Abstract
OBJECTIVES: This study investigates whether abnormal neural oscillations, which have been shown to precede the onset of frank psychosis, could be used towards the individualised prediction of psychosis in clinical high-risk patients.
METHODS: We assessed the individualised prediction of psychosis by detecting specific patterns of beta and gamma oscillations using machine-learning algorithms. Prediction models were trained and tested on 53 neuroleptic-naïve patients with a clinical high-risk for psychosis. Of these, 18 later transitioned to psychosis. All patients were followed up for at least 3 years. For an honest estimation of the generalisation capacity, the predictive performance of the models was assessed in unseen test cases using repeated nested cross-validation.

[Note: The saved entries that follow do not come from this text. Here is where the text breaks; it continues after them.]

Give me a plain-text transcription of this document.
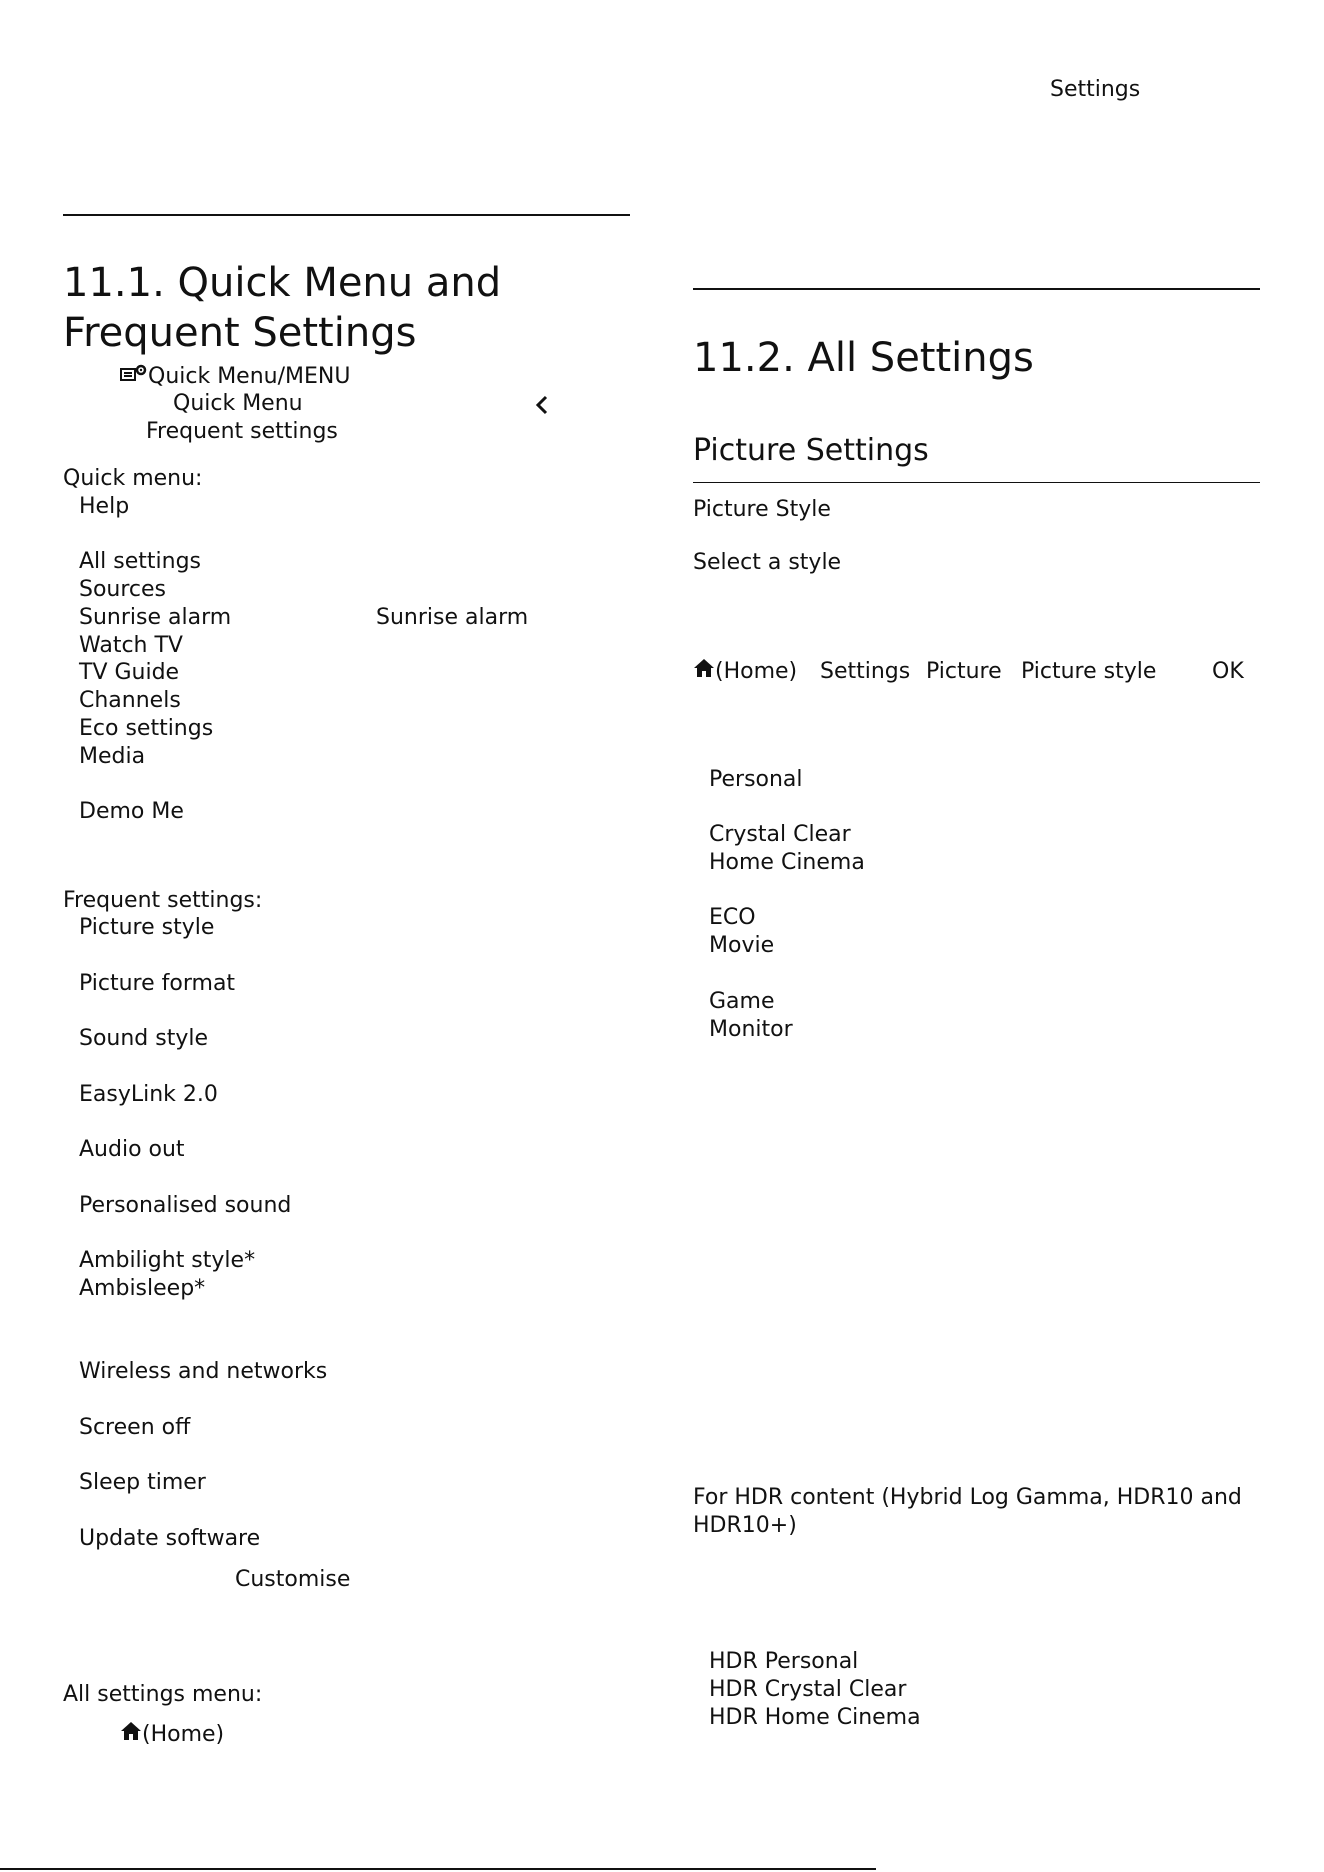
Settings
11.1. Quick Menu and
Frequent Settings
Quick Menu/MENU
Quick Menu
Frequent settings
Quick menu:
Help
All settings
Sources
Sunrise alarm	Sunrise alarm
Watch TV
TV Guide
Channels
Eco settings
Media
Demo Me
Frequent settings:
Picture style
Picture format
Sound style
EasyLink 2.0
Audio out
Personalised sound
Ambilight style*
Ambisleep*
Wireless and networks
Screen off
Sleep timer
Update software
Customise
All settings menu:
(Home)
11.2. All Settings
Picture Settings
Picture Style
Select a style
(Home) Settings Picture Picture style	OK
Personal
Crystal Clear
Home Cinema
ECO
Movie
Game
Monitor
For HDR content (Hybrid Log Gamma, HDR10 and
HDR10+)
HDR Personal
HDR Crystal Clear
HDR Home Cinema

RESULTS: Transition to psychosis could be predicted from current-source density (CSD; area under the curve [AUC] = 0.77), but not from lagged phase synchronicity data (LPS; AUC = 0.56). Combining both modalities did not improve the predictive accuracy (AUC = 0.78). The left superior temporal gyrus, the left inferior parietal lobule and the precuneus most strongly contributed to the prediction of psychosis.
CONCLUSIONS: Our results suggest that CSD measurements extracted from clinical resting state EEG can help to improve the prediction of psychosis on a single-subject level.